Изменить стиль страницы

 — Это все пустяки: колдунья, предсказание, — проговорила царевна Елена. — А скажи мне, зачем ты всюду ходил с Леоном? Разве посещение колдуний и тайных свадеб приличествует твоему сану? Ты забываешь, Николай, что ты царевич и, может быть, скоро станешь управлять целой страной…

 — Ах, мама, — перебил ее Николай, — ведь эта странная женщина сказала и мне, что я царем никогда не буду: это она прочла на моей руке.

 — Замолчи, Николай, я больше не хочу слушать твою болтовню! Что скажу я дедушке Теймуразу, когда он спросит меня, как ты проводил здесь время?

 — Право, мама, лучше займись Леоном, выгороди его пред отцом. Но что это за шум в кунацкой? Мне кажется, это Леон пришел… Пойдем скорее туда!

 Когда они вернулись в кунацкую, там был страшный переполох. Все повскакивали с тахт и, перебивая друг друга и жестикулируя, толпились вокруг кого–то.

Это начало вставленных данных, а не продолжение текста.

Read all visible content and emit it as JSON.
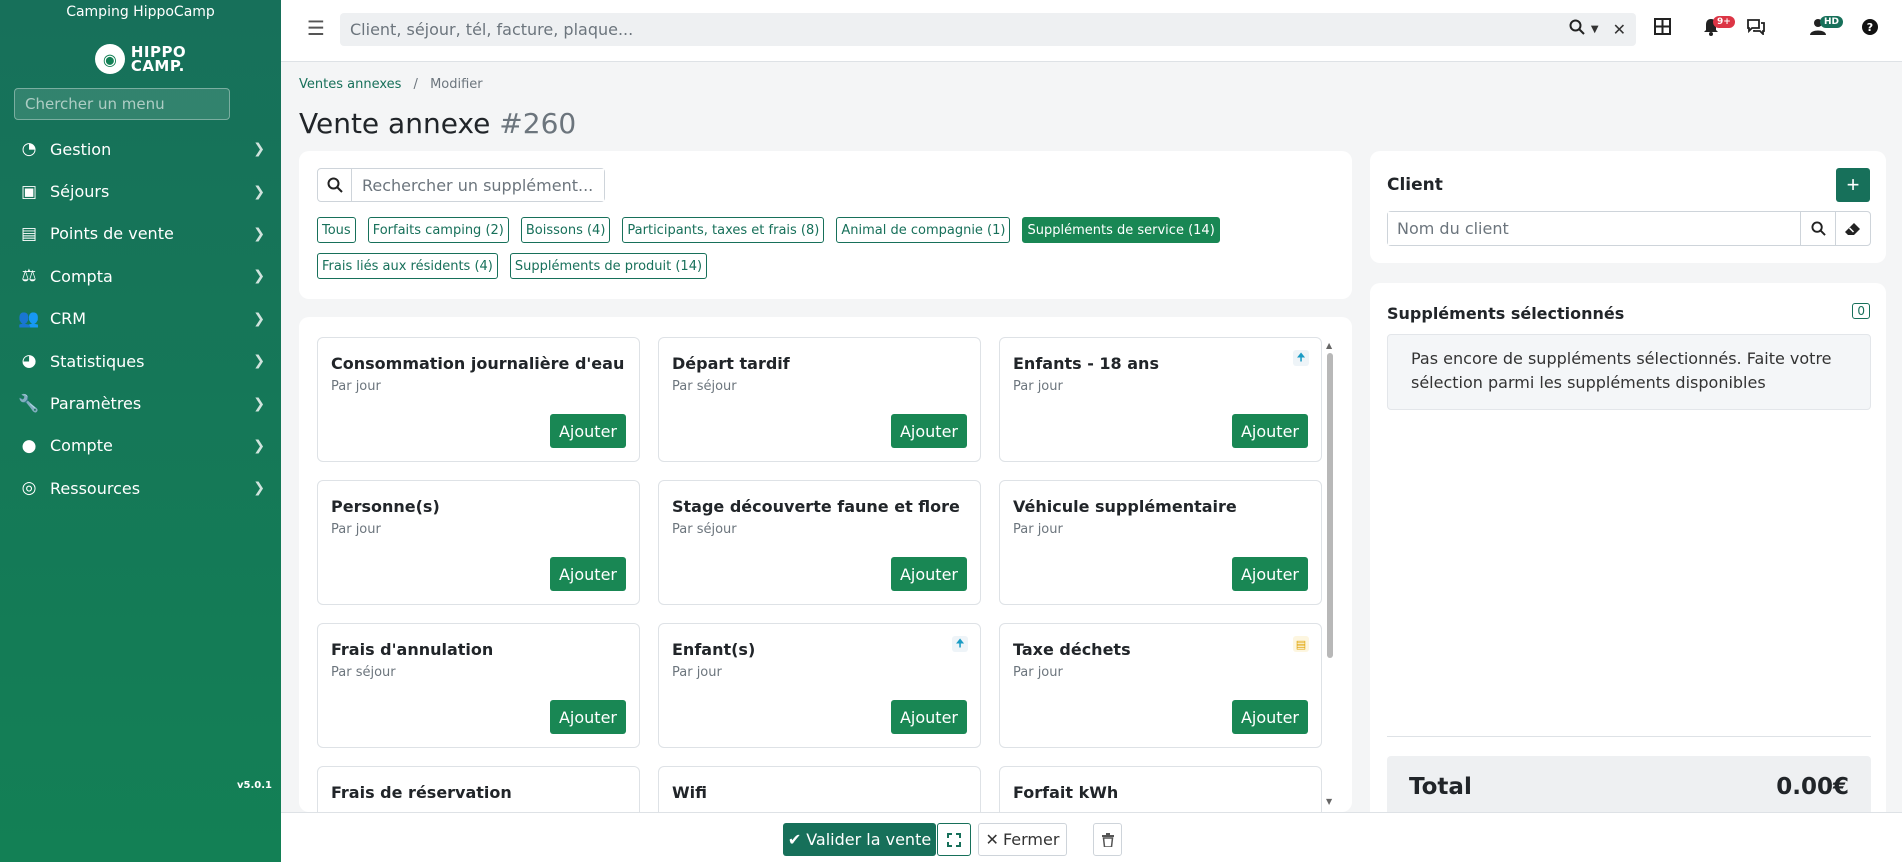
{
  "sidebar": {
    "camp_name": "Camping HippoCamp",
    "logo_line1": "HIPPO",
    "logo_line2": "CAMP.",
    "menu_search_placeholder": "Chercher un menu",
    "items": [
      {
        "label": "Gestion",
        "icon": "gauge-icon",
        "glyph": "◔"
      },
      {
        "label": "Séjours",
        "icon": "bag-icon",
        "glyph": "▣"
      },
      {
        "label": "Points de vente",
        "icon": "store-icon",
        "glyph": "▤"
      },
      {
        "label": "Compta",
        "icon": "scale-icon",
        "glyph": "⚖"
      },
      {
        "label": "CRM",
        "icon": "users-icon",
        "glyph": "👥"
      },
      {
        "label": "Statistiques",
        "icon": "pie-chart-icon",
        "glyph": "◕"
      },
      {
        "label": "Paramètres",
        "icon": "wrench-icon",
        "glyph": "🔧"
      },
      {
        "label": "Compte",
        "icon": "user-circle-icon",
        "glyph": "●"
      },
      {
        "label": "Ressources",
        "icon": "lifebuoy-icon",
        "glyph": "◎"
      }
    ],
    "version": "v5.0.1"
  },
  "topbar": {
    "search_placeholder": "Client, séjour, tél, facture, plaque...",
    "notifications_badge": "9+",
    "user_initials": "HD"
  },
  "breadcrumb": {
    "parent": "Ventes annexes",
    "separator": "/",
    "current": "Modifier"
  },
  "page": {
    "title": "Vente annexe",
    "number": "#260"
  },
  "filters": {
    "search_placeholder": "Rechercher un supplément...",
    "chips": [
      {
        "label": "Tous",
        "active": false
      },
      {
        "label": "Forfaits camping (2)",
        "active": false
      },
      {
        "label": "Boissons (4)",
        "active": false
      },
      {
        "label": "Participants, taxes et frais (8)",
        "active": false
      },
      {
        "label": "Animal de compagnie (1)",
        "active": false
      },
      {
        "label": "Suppléments de service (14)",
        "active": true
      },
      {
        "label": "Frais liés aux résidents (4)",
        "active": false
      },
      {
        "label": "Suppléments de produit (14)",
        "active": false
      }
    ]
  },
  "products": {
    "add_label": "Ajouter",
    "items": [
      {
        "name": "Consommation journalière d'eau",
        "unit": "Par jour",
        "marker": ""
      },
      {
        "name": "Départ tardif",
        "unit": "Par séjour",
        "marker": ""
      },
      {
        "name": "Enfants - 18 ans",
        "unit": "Par jour",
        "marker": "person"
      },
      {
        "name": "Personne(s)",
        "unit": "Par jour",
        "marker": ""
      },
      {
        "name": "Stage découverte faune et flore",
        "unit": "Par séjour",
        "marker": ""
      },
      {
        "name": "Véhicule supplémentaire",
        "unit": "Par jour",
        "marker": ""
      },
      {
        "name": "Frais d'annulation",
        "unit": "Par séjour",
        "marker": ""
      },
      {
        "name": "Enfant(s)",
        "unit": "Par jour",
        "marker": "person"
      },
      {
        "name": "Taxe déchets",
        "unit": "Par jour",
        "marker": "waste"
      },
      {
        "name": "Frais de réservation",
        "unit": "",
        "marker": ""
      },
      {
        "name": "Wifi",
        "unit": "",
        "marker": ""
      },
      {
        "name": "Forfait kWh",
        "unit": "",
        "marker": ""
      }
    ]
  },
  "client": {
    "title": "Client",
    "input_placeholder": "Nom du client"
  },
  "selected": {
    "title": "Suppléments sélectionnés",
    "count": "0",
    "empty_message": "Pas encore de suppléments sélectionnés. Faite votre sélection parmi les suppléments disponibles"
  },
  "total": {
    "label": "Total",
    "value": "0.00€"
  },
  "bottombar": {
    "validate_label": "Valider la vente",
    "close_label": "Fermer"
  },
  "colors": {
    "brand": "#17705a",
    "success": "#198754",
    "badge_red": "#dc3545"
  }
}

 Елена Леонтьевна и царевич растолкали толпу и очутились лицом к лицу с Дубновым и Ольгою Пронскою. Последняя сидела неподвижная, бледная как изваяние, с устремленным вдаль, ничего не выражавшим взором. Дубнов же волновался, кричал, пускал в дело жесты и мимику, стараясь толково объяснить грузинам происшедшее. Однако грузины плохо понимали его возбужденную речь.

 Когда подошел царевич Николай, стрелец радостно вскрикнул и кинулся к нему:

 — Царевич, вызволи хоть ты, приюти сироту!

 — Что, что случилось? — спросил его юноша.

 — Беда! Вороги скрутили твоего князя и неведомо куда сволокли. Нападение сделали ночью, после того как молодые спрятались в домишке, который я указал им.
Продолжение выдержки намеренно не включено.